En sevdiğim söz ve şiirleriyle...


*Kendinden nefret edip ayna parçalamak kolay... Sorun; sonrasında ortaya saçılan binlerce seni'n kimin temizleyeceği...


* Ey gönül! Acılara sabret..
.
Çünkü onlar seni kahretmek için değil;
sınamak, terbiye etmek, kemale erdirmek için gelirler...

*
Ağzımda lokma varken konuşmak kolay da; yüreğimde "sen" varken susmak ne zormuş.


* Sen gönlümün yüküsün. Omzumun değil...
Sen canıma yarasın, tenime değil...
Yürekte taşınan sırta ağır mı gelir..?


* Üzülme der Mevlana ve devam eder; kızma hiç kimseye yaptıklarından dolayı; aksine teşekkür et, ihanet edenlere, sadakati öğrettikleri için... Minnet duy yalancılara, doğrunun farkına varmanı sağladıkları için... Mutsuz edenlere dua et, mutluluğu daha derin hissettirdikleri için... Herkesi sev, yaşamına bir anlam kattığı için... Hayat bu yüzden daha güzel; siyahlar, beyazı farkettirdiği için...

* Sen ol da;
İster "Yâr" ol,
İster "Yara";
Lütfun da Başım Üstüne,
Kahrın da.

* Suskunluğum asaletimdendir. Her lafa verilecek cevabım var. Ama bir lafa bakarım laf mı diye, bir de söyleyene bakarım adam mı diye...

*
Hamdım, piştim, yandım.

*
Cömertlikte ve yardım etmede akarsu gibi ol
Şefkat ve merhamette güneş gibi ol
Başkalarının kusurunu örtmede gece gibi ol
Hiddet ve asabiyette ölü gibi ol
Tevazu ve alçak gönüllülükte toprak gibi ol
Hoşgörürlülükte deniz gibi ol
Ya olduğun gibi görün;
Ya göründüğün gibi ol...

*
Ne kadar konuşursan konuş, söylediklerin karşındakinin anladığı kadardır.

*
Gel, gel, ne olursan ol yine gel...
İster kâfir, ister mecusi, ister puta tapan ol yine gel,
Bizim dergâhımız, ümitsizlik dergâhı değildir,
Yüz kere tövbeni bozmuş olsan da, yine gel...

* Dediler ki: Gözden ırak olan gönülden de ırak olur.
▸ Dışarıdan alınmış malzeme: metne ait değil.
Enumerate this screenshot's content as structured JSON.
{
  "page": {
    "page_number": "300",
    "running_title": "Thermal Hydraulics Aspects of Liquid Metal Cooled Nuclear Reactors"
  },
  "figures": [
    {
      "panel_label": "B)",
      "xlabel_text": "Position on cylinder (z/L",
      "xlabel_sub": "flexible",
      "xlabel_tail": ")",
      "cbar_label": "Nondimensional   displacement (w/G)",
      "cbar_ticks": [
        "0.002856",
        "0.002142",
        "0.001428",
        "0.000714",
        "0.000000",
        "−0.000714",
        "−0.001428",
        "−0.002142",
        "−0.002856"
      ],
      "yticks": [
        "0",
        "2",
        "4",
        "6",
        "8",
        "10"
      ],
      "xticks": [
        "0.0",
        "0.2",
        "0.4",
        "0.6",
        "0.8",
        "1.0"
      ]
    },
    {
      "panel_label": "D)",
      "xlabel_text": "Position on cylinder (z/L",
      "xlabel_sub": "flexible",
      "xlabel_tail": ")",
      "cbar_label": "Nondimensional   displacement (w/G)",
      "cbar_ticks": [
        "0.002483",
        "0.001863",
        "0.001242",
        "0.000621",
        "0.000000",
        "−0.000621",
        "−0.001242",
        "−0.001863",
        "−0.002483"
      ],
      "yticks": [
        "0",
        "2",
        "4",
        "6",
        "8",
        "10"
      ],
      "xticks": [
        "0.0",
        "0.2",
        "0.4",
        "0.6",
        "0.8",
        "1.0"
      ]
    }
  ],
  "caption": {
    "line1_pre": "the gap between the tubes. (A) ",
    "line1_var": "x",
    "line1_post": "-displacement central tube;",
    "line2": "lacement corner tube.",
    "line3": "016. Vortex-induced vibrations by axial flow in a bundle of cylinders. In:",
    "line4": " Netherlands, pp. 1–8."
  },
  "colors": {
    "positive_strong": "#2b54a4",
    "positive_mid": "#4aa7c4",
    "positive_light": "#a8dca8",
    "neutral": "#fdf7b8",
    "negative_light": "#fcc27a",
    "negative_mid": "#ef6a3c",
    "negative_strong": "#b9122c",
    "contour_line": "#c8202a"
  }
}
Dedim ki: Gönüle giren gözden ırak olsa ne olur.

* Duydum ki bizi bırakmaya azmediyorsun, etme.
Başka bir yar, başka bir dosta meylediyorsun, etme.
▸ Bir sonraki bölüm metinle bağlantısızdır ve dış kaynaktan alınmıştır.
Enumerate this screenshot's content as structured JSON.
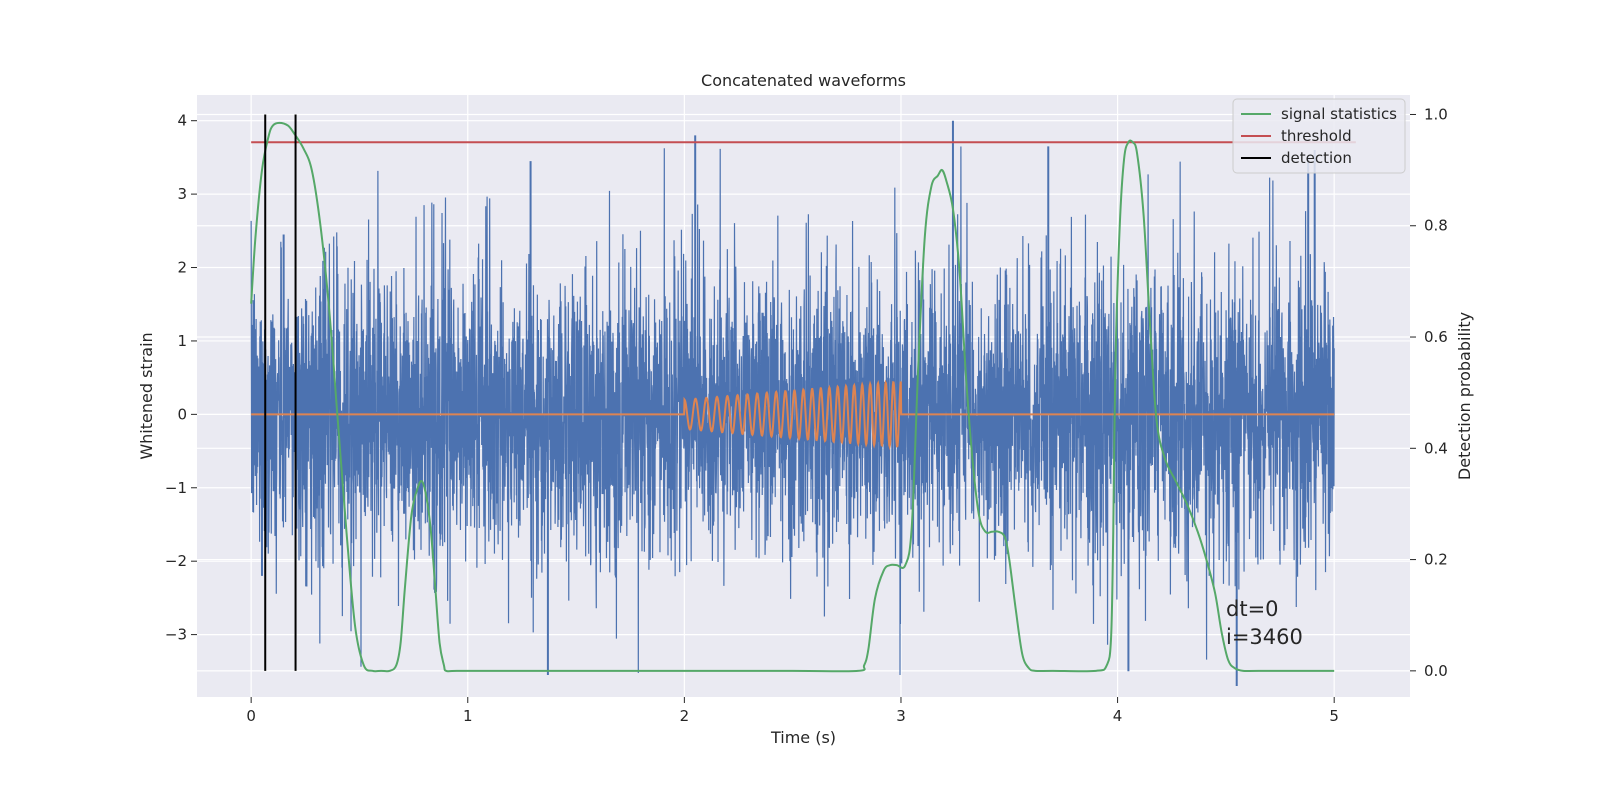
{
  "chart_data": {
    "type": "line",
    "title": "Concatenated waveforms",
    "xlabel": "Time (s)",
    "ylabel": "Whitened strain",
    "y2label": "Detection probability",
    "xlim": [
      -0.25,
      5.35
    ],
    "ylim": [
      -3.85,
      4.35
    ],
    "y2lim": [
      -0.047,
      1.035
    ],
    "xticks": [
      0,
      1,
      2,
      3,
      4,
      5
    ],
    "xtick_labels": [
      "0",
      "1",
      "2",
      "3",
      "4",
      "5"
    ],
    "yticks": [
      -3,
      -2,
      -1,
      0,
      1,
      2,
      3,
      4
    ],
    "ytick_labels": [
      "−3",
      "−2",
      "−1",
      "0",
      "1",
      "2",
      "3",
      "4"
    ],
    "y2ticks": [
      0.0,
      0.2,
      0.4,
      0.6,
      0.8,
      1.0
    ],
    "y2tick_labels": [
      "0.0",
      "0.2",
      "0.4",
      "0.6",
      "0.8",
      "1.0"
    ],
    "grid": true,
    "legend_position": "top-right",
    "background": "#eaeaf2",
    "series": [
      {
        "kind": "noise",
        "color": "#4c72b0",
        "x_range": [
          0,
          5
        ],
        "envelope": "zero-mean noise, roughly ±2.5 typical with spikes to about 4 and -3.5"
      },
      {
        "kind": "chirp",
        "color": "#dd8452",
        "x_range": [
          0,
          5
        ],
        "active_range": [
          2.0,
          3.0
        ],
        "amplitude_range": [
          0.2,
          0.45
        ],
        "cycles": 24
      },
      {
        "name": "signal statistics",
        "axis": "right",
        "color": "#55a868",
        "x": [
          0.0,
          0.02,
          0.05,
          0.08,
          0.1,
          0.13,
          0.17,
          0.2,
          0.24,
          0.28,
          0.32,
          0.36,
          0.4,
          0.44,
          0.48,
          0.52,
          0.56,
          0.6,
          0.64,
          0.67,
          0.69,
          0.71,
          0.74,
          0.77,
          0.79,
          0.81,
          0.83,
          0.85,
          0.87,
          0.89,
          0.9,
          0.95,
          1.2,
          1.6,
          2.0,
          2.5,
          2.8,
          2.83,
          2.85,
          2.88,
          2.92,
          2.95,
          2.98,
          3.02,
          3.05,
          3.08,
          3.11,
          3.14,
          3.17,
          3.19,
          3.21,
          3.24,
          3.27,
          3.3,
          3.33,
          3.36,
          3.39,
          3.42,
          3.45,
          3.48,
          3.5,
          3.53,
          3.56,
          3.59,
          3.62,
          3.7,
          3.9,
          3.95,
          3.97,
          3.98,
          3.99,
          4.01,
          4.03,
          4.05,
          4.07,
          4.09,
          4.12,
          4.15,
          4.18,
          4.22,
          4.27,
          4.32,
          4.37,
          4.41,
          4.45,
          4.48,
          4.51,
          4.54,
          4.58,
          4.65,
          5.0
        ],
        "values": [
          0.66,
          0.78,
          0.9,
          0.96,
          0.98,
          0.985,
          0.98,
          0.965,
          0.94,
          0.9,
          0.8,
          0.65,
          0.45,
          0.25,
          0.08,
          0.01,
          0.0,
          0.0,
          0.0,
          0.01,
          0.05,
          0.15,
          0.28,
          0.33,
          0.34,
          0.31,
          0.25,
          0.15,
          0.05,
          0.01,
          0.0,
          0.0,
          0.0,
          0.0,
          0.0,
          0.0,
          0.0,
          0.01,
          0.04,
          0.13,
          0.18,
          0.19,
          0.19,
          0.19,
          0.26,
          0.55,
          0.78,
          0.87,
          0.89,
          0.9,
          0.88,
          0.83,
          0.72,
          0.53,
          0.38,
          0.28,
          0.25,
          0.25,
          0.25,
          0.24,
          0.2,
          0.11,
          0.03,
          0.005,
          0.0,
          0.0,
          0.0,
          0.01,
          0.06,
          0.25,
          0.55,
          0.8,
          0.92,
          0.95,
          0.95,
          0.93,
          0.82,
          0.62,
          0.45,
          0.38,
          0.34,
          0.3,
          0.25,
          0.2,
          0.14,
          0.07,
          0.02,
          0.005,
          0.0,
          0.0,
          0.0
        ]
      },
      {
        "name": "threshold",
        "axis": "right",
        "color": "#c44e52",
        "x": [
          0,
          5.1
        ],
        "values": [
          0.95,
          0.95
        ]
      },
      {
        "name": "detection",
        "axis": "right",
        "color": "#000000",
        "x": [
          0.065,
          0.205
        ],
        "values_span": [
          0.0,
          1.0
        ]
      }
    ],
    "annotations": [
      "dt=0",
      "i=3460"
    ]
  }
}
Sen yadeller dünyasında ne arıyorsun yabancı?
Hangi hasta gönüllüyü kastediyorsun, etme.

Çalma bizi, bizden bizi, gitme o ellere doğru.
Çalınmış başkalarına nazar ediyorsun, etme... (Kısaltılmıştır.)

*
Ben bir denizim demedim mi sana.
Sen bir balıksın demedim mi,
Demedim mi, o kuru yerlere gitme sakın.
Senin duru denizin benim demedim mi?

Kuşlar gibi tuzağa gitme demedim mi?
Demedim mi, senin uçmanı sağlayan benim,
Senin kolun kanadın benim, demedim mi?

Demedim mi, yolunu vururlar senin,
Demedim mi ,tövbeni bozarlar senin.

Oysa senin ateşin benim, sıcaklığın benim demedim mi?